Керис дёрнул плечом и положил на стол книгу – она оказалась пособием по орнитологии. Философ и любитель наблюдать за птицами. Неудивительно, что Сайлас не хотел иметь с ним ничего общего.
Принц ответил:
– Восемь моих старших братьев, все из того же теста, что и отец, мертвы, и теперь он пытается выбраться из затруднительного положения – не назвать меня наследником, не нарушив при этом закон. Я бы пожелал ему удачи в этом начинании, если бы не тот факт, что их с Серином ухищрения, скорее всего, сведут меня в могилу вслед за братьями и сёстрами.
Арен откинулся на спинку скамьи, кандалы звякнули.
– Нет желания править страной?
– Это неблагодарное бремя.
– Это верно.

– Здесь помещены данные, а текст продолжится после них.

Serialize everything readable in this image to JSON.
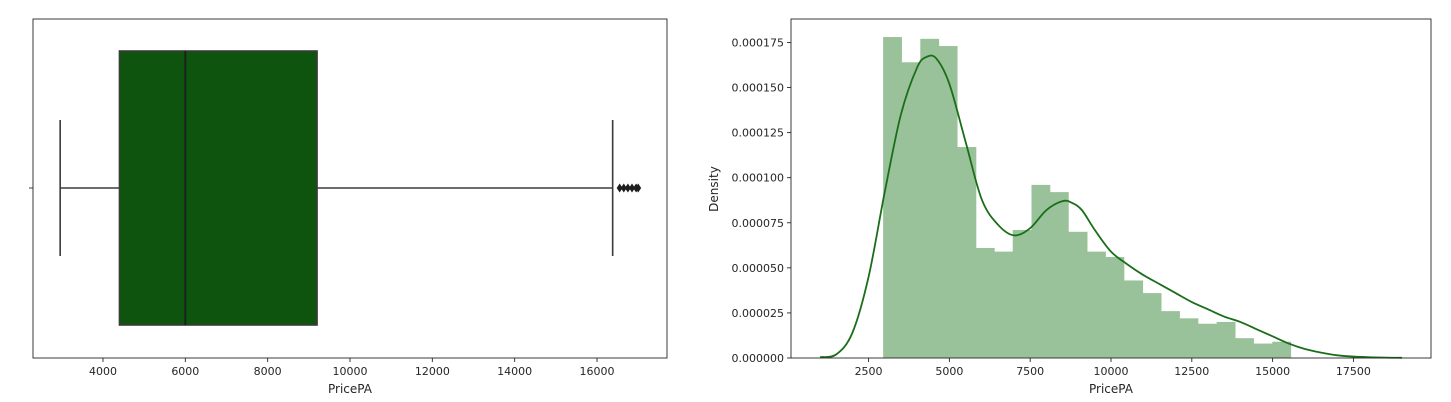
{
  "chart_data": [
    {
      "type": "box",
      "xlabel": "PricePA",
      "ylabel": "",
      "xlim": [
        2300,
        17700
      ],
      "xticks": [
        4000,
        6000,
        8000,
        10000,
        12000,
        14000,
        16000
      ],
      "box": {
        "whisker_low": 2960,
        "q1": 4400,
        "median": 6000,
        "q3": 9200,
        "whisker_high": 16380
      },
      "outliers": [
        16550,
        16650,
        16750,
        16850,
        16950,
        17000
      ],
      "color": "#0e540e",
      "line_color": "#3b3b3b",
      "grid": false
    },
    {
      "type": "histogram",
      "xlabel": "PricePA",
      "ylabel": "Density",
      "xlim": [
        100,
        19900
      ],
      "ylim": [
        0,
        0.000188
      ],
      "xticks": [
        2500,
        5000,
        7500,
        10000,
        12500,
        15000,
        17500
      ],
      "yticks": [
        0.0,
        2.5e-05,
        5e-05,
        7.5e-05,
        0.0001,
        0.000125,
        0.00015,
        0.000175
      ],
      "ytick_labels": [
        "0.000000",
        "0.000025",
        "0.000050",
        "0.000075",
        "0.000100",
        "0.000125",
        "0.000150",
        "0.000175"
      ],
      "bin_edges": [
        2950,
        3520,
        4100,
        4670,
        5240,
        5820,
        6390,
        6960,
        7540,
        8110,
        8680,
        9260,
        9830,
        10400,
        10980,
        11550,
        12120,
        12690,
        13270,
        13840,
        14410,
        14990,
        15560,
        16130,
        16710,
        17290
      ],
      "densities": [
        0.000178,
        0.000164,
        0.000177,
        0.000173,
        0.000117,
        6.1e-05,
        5.9e-05,
        7.1e-05,
        9.6e-05,
        9.2e-05,
        7e-05,
        5.9e-05,
        5.6e-05,
        4.3e-05,
        3.6e-05,
        2.6e-05,
        2.2e-05,
        1.9e-05,
        2e-05,
        1.1e-05,
        8e-06,
        9e-06,
        0.0,
        0.0,
        0.0
      ],
      "kde": {
        "x": [
          1000,
          1500,
          2000,
          2500,
          3000,
          3500,
          4000,
          4300,
          4600,
          5000,
          5500,
          6000,
          6500,
          7000,
          7500,
          8000,
          8500,
          8800,
          9100,
          9500,
          10000,
          10500,
          11000,
          11500,
          12000,
          12500,
          13000,
          13500,
          14000,
          14500,
          15000,
          15500,
          16000,
          16500,
          17000,
          17500,
          18000,
          18500,
          19000
        ],
        "y": [
          5e-07,
          2e-06,
          1.4e-05,
          4.5e-05,
          9.2e-05,
          0.000135,
          0.000161,
          0.000167,
          0.000166,
          0.000152,
          0.00012,
          8.8e-05,
          7.4e-05,
          6.8e-05,
          7.2e-05,
          8.2e-05,
          8.7e-05,
          8.6e-05,
          8.2e-05,
          7.1e-05,
          5.9e-05,
          5.2e-05,
          4.6e-05,
          4.1e-05,
          3.6e-05,
          3.1e-05,
          2.7e-05,
          2.3e-05,
          2e-05,
          1.6e-05,
          1.2e-05,
          8e-06,
          5e-06,
          3e-06,
          1.5e-06,
          8e-07,
          4e-07,
          2e-07,
          1e-07
        ]
      },
      "bar_color": "#9ac29a",
      "line_color": "#1a6e1a",
      "grid": false
    }
  ]
}
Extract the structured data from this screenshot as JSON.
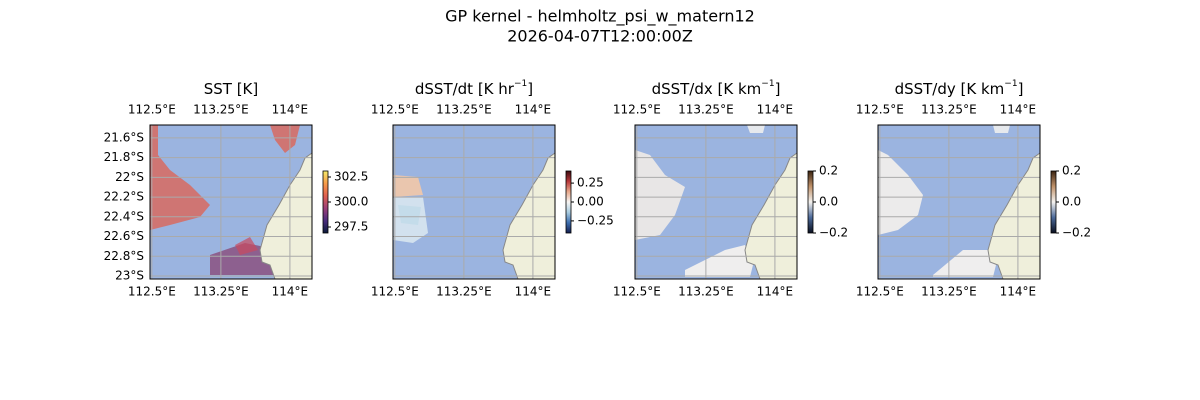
{
  "title": "GP kernel - helmholtz_psi_w_matern12",
  "subtitle": "2026-04-07T12:00:00Z",
  "chart_data": [
    {
      "type": "map",
      "title": {
        "text": "SST [K]"
      },
      "xlim": [
        112.48,
        114.24
      ],
      "ylim": [
        -23.03,
        -21.47
      ],
      "xticks": [
        {
          "value": 112.5,
          "label": "112.5°E"
        },
        {
          "value": 113.25,
          "label": "113.25°E"
        },
        {
          "value": 114,
          "label": "114°E"
        }
      ],
      "yticks": [
        {
          "value": -21.6,
          "label": "21.6°S"
        },
        {
          "value": -21.8,
          "label": "21.8°S"
        },
        {
          "value": -22,
          "label": "22°S"
        },
        {
          "value": -22.2,
          "label": "22.2°S"
        },
        {
          "value": -22.4,
          "label": "22.4°S"
        },
        {
          "value": -22.6,
          "label": "22.6°S"
        },
        {
          "value": -22.8,
          "label": "22.8°S"
        },
        {
          "value": -23,
          "label": "23°S"
        }
      ],
      "show_ylabels": true,
      "colorbar": {
        "lim": [
          296.9,
          303.1
        ],
        "ticks": [
          302.5,
          {
            "value": 300,
            "label": "300.0"
          },
          297.5
        ],
        "colors": [
          "#0b1b3a",
          "#4b2d7e",
          "#9c3f78",
          "#e0604f",
          "#f79c4a",
          "#f5eb6a"
        ]
      }
    },
    {
      "type": "map",
      "title": {
        "text": "dSST/dt [K hr",
        "sup": "−1",
        "tail": "]"
      },
      "xlim": [
        112.48,
        114.24
      ],
      "ylim": [
        -23.03,
        -21.47
      ],
      "xticks": [
        {
          "value": 112.5,
          "label": "112.5°E"
        },
        {
          "value": 113.25,
          "label": "113.25°E"
        },
        {
          "value": 114,
          "label": "114°E"
        }
      ],
      "yticks": [
        -21.6,
        -21.8,
        -22,
        -22.2,
        -22.4,
        -22.6,
        -22.8,
        -23
      ],
      "show_ylabels": false,
      "colorbar": {
        "lim": [
          -0.41,
          0.41
        ],
        "ticks": [
          0.25,
          {
            "value": 0,
            "label": "0.00"
          },
          {
            "value": -0.25,
            "label": "−0.25"
          }
        ],
        "colors": [
          "#141e4f",
          "#3d6fb0",
          "#a9cce0",
          "#f7f5f3",
          "#e8a98c",
          "#b8383a",
          "#3e0b10"
        ]
      }
    },
    {
      "type": "map",
      "title": {
        "text": "dSST/dx [K km",
        "sup": "−1",
        "tail": "]"
      },
      "xlim": [
        112.48,
        114.24
      ],
      "ylim": [
        -23.03,
        -21.47
      ],
      "xticks": [
        {
          "value": 112.5,
          "label": "112.5°E"
        },
        {
          "value": 113.25,
          "label": "113.25°E"
        },
        {
          "value": 114,
          "label": "114°E"
        }
      ],
      "yticks": [
        -21.6,
        -21.8,
        -22,
        -22.2,
        -22.4,
        -22.6,
        -22.8,
        -23
      ],
      "show_ylabels": false,
      "colorbar": {
        "lim": [
          -0.2,
          0.2
        ],
        "ticks": [
          0.2,
          {
            "value": 0,
            "label": "0.0"
          },
          {
            "value": -0.2,
            "label": "−0.2"
          }
        ],
        "colors": [
          "#0a0f1f",
          "#4c6a9a",
          "#f5f3f0",
          "#c0926a",
          "#3b2411"
        ]
      }
    },
    {
      "type": "map",
      "title": {
        "text": "dSST/dy [K km",
        "sup": "−1",
        "tail": "]"
      },
      "xlim": [
        112.48,
        114.24
      ],
      "ylim": [
        -23.03,
        -21.47
      ],
      "xticks": [
        {
          "value": 112.5,
          "label": "112.5°E"
        },
        {
          "value": 113.25,
          "label": "113.25°E"
        },
        {
          "value": 114,
          "label": "114°E"
        }
      ],
      "yticks": [
        -21.6,
        -21.8,
        -22,
        -22.2,
        -22.4,
        -22.6,
        -22.8,
        -23
      ],
      "show_ylabels": false,
      "colorbar": {
        "lim": [
          -0.2,
          0.2
        ],
        "ticks": [
          0.2,
          {
            "value": 0,
            "label": "0.0"
          },
          {
            "value": -0.2,
            "label": "−0.2"
          }
        ],
        "colors": [
          "#0a0f1f",
          "#4c6a9a",
          "#f5f3f0",
          "#c0926a",
          "#3b2411"
        ]
      }
    }
  ]
}
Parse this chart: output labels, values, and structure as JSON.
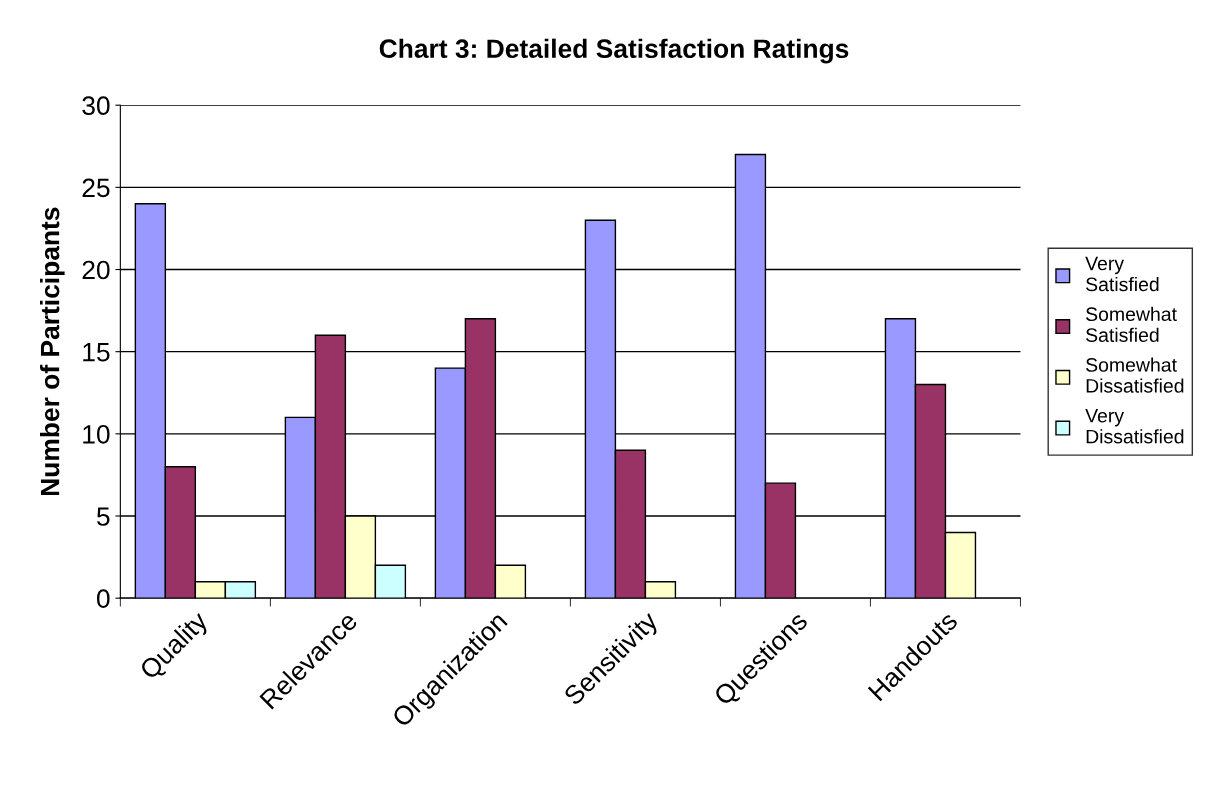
{
  "chart_data": {
    "type": "bar",
    "title": "Chart 3: Detailed Satisfaction Ratings",
    "ylabel": "Number of Participants",
    "categories": [
      "Quality",
      "Relevance",
      "Organization",
      "Sensitivity",
      "Questions",
      "Handouts"
    ],
    "series": [
      {
        "name": "Very Satisfied",
        "color": "#9999ff",
        "values": [
          24,
          11,
          14,
          23,
          27,
          17
        ]
      },
      {
        "name": "Somewhat Satisfied",
        "color": "#993366",
        "values": [
          8,
          16,
          17,
          9,
          7,
          13
        ]
      },
      {
        "name": "Somewhat Dissatisfied",
        "color": "#ffffcc",
        "values": [
          1,
          5,
          2,
          1,
          null,
          4
        ]
      },
      {
        "name": "Very Dissatisfied",
        "color": "#ccffff",
        "values": [
          1,
          2,
          null,
          null,
          null,
          null
        ]
      }
    ],
    "ylim": [
      0,
      30
    ],
    "yticks": [
      0,
      5,
      10,
      15,
      20,
      25,
      30
    ],
    "grid": "y",
    "legend": "right"
  }
}
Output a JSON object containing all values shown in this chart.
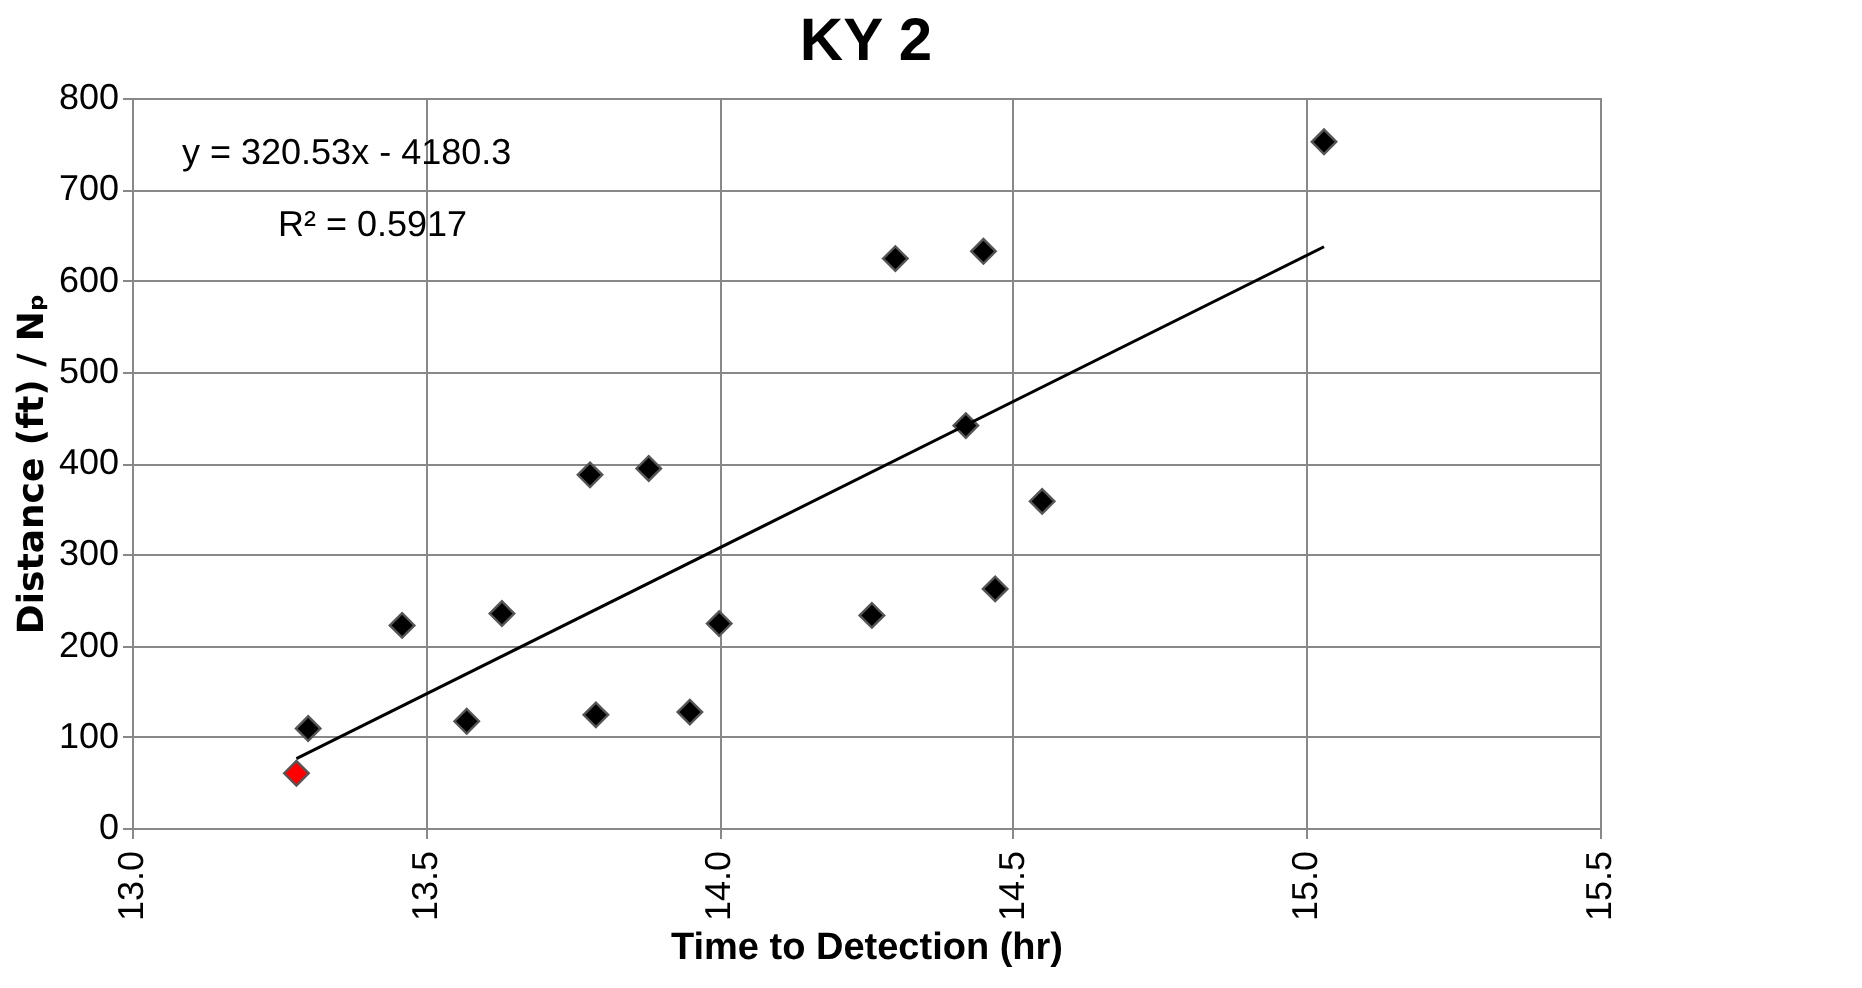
{
  "chart_data": {
    "type": "scatter",
    "title": "KY 2",
    "xlabel": "Time to Detection (hr)",
    "ylabel": "Distance (ft) / Nₚ",
    "xlim": [
      13.0,
      15.5
    ],
    "xticks": [
      {
        "value": 13.0,
        "label": "13.0"
      },
      {
        "value": 13.5,
        "label": "13.5"
      },
      {
        "value": 14.0,
        "label": "14.0"
      },
      {
        "value": 14.5,
        "label": "14.5"
      },
      {
        "value": 15.0,
        "label": "15.0"
      },
      {
        "value": 15.5,
        "label": "15.5"
      }
    ],
    "ylim": [
      0,
      800
    ],
    "yticks": [
      0,
      100,
      200,
      300,
      400,
      500,
      600,
      700,
      800
    ],
    "grid": true,
    "marker": "diamond",
    "series": [
      {
        "color": "#000000",
        "x": [
          13.3,
          13.46,
          13.57,
          13.63,
          13.78,
          13.79,
          13.88,
          13.95,
          14.0,
          14.26,
          14.3,
          14.42,
          14.45,
          14.47,
          14.55,
          15.03
        ],
        "values": [
          109,
          222,
          117,
          235,
          387,
          124,
          394,
          127,
          224,
          233,
          624,
          441,
          632,
          262,
          358,
          752
        ]
      },
      {
        "color": "#ff0000",
        "x": [
          13.28
        ],
        "values": [
          60
        ]
      },
      {
        "type": "line",
        "color": "#000000",
        "marker": "none",
        "x": [
          13.28,
          15.03
        ],
        "values": [
          76,
          637
        ]
      }
    ],
    "annotations": [
      "y = 320.53x - 4180.3",
      "R² = 0.5917"
    ]
  }
}
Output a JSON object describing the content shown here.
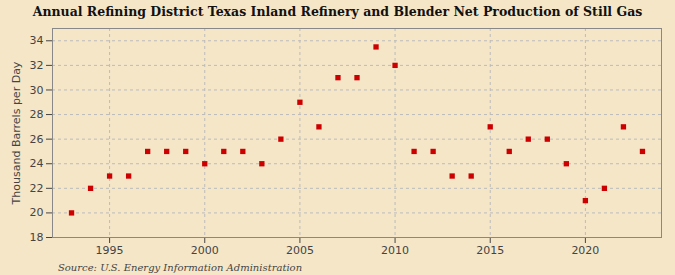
{
  "chart_data": {
    "type": "scatter",
    "title": "Annual Refining District Texas Inland Refinery and Blender Net Production of Still Gas",
    "ylabel": "Thousand Barrels per Day",
    "source": "Source: U.S. Energy Information Administration",
    "x": [
      1993,
      1994,
      1995,
      1996,
      1997,
      1998,
      1999,
      2000,
      2001,
      2002,
      2003,
      2004,
      2005,
      2006,
      2007,
      2008,
      2009,
      2010,
      2011,
      2012,
      2013,
      2014,
      2015,
      2016,
      2017,
      2018,
      2019,
      2020,
      2021,
      2022,
      2023
    ],
    "values": [
      20.0,
      22.0,
      23.0,
      23.0,
      25.0,
      25.0,
      25.0,
      24.0,
      25.0,
      25.0,
      24.0,
      26.0,
      29.0,
      27.0,
      31.0,
      31.0,
      33.5,
      32.0,
      25.0,
      25.0,
      23.0,
      23.0,
      27.0,
      25.0,
      26.0,
      26.0,
      24.0,
      21.0,
      22.0,
      27.0,
      25.0
    ],
    "color": "#cc0000",
    "marker": "square",
    "xlim": [
      1992.0,
      2024.0
    ],
    "ylim": [
      18,
      35
    ],
    "xticks": [
      1995,
      2000,
      2005,
      2010,
      2015,
      2020
    ],
    "yticks": [
      18,
      20,
      22,
      24,
      26,
      28,
      30,
      32,
      34
    ],
    "grid": true
  }
}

Но, надев корону, вы сможете изменить обстановку. – Арен попытался махнуть рукой в сторону трупов на стенах сада.
Смех, вырвавшийся у принца, звучал пугающе знакомо, у Арена встали дыбом волоски на руках, словно его коснулся призрак.
– Править – это бремя, в особенности для короля, который начинает правление с желания перемен, ибо он проживёт жизнь, идя вброд против течения. Но вы и сами это понимаете, не так ли, Ваше Величество?
Принц уже второй раз использовал титул Арена, хотя Сайлас явно это запретил.
– Вы, кажется, философ. Или это тоже было частью обмана?
Керис криво улыбнулся и покачал головой.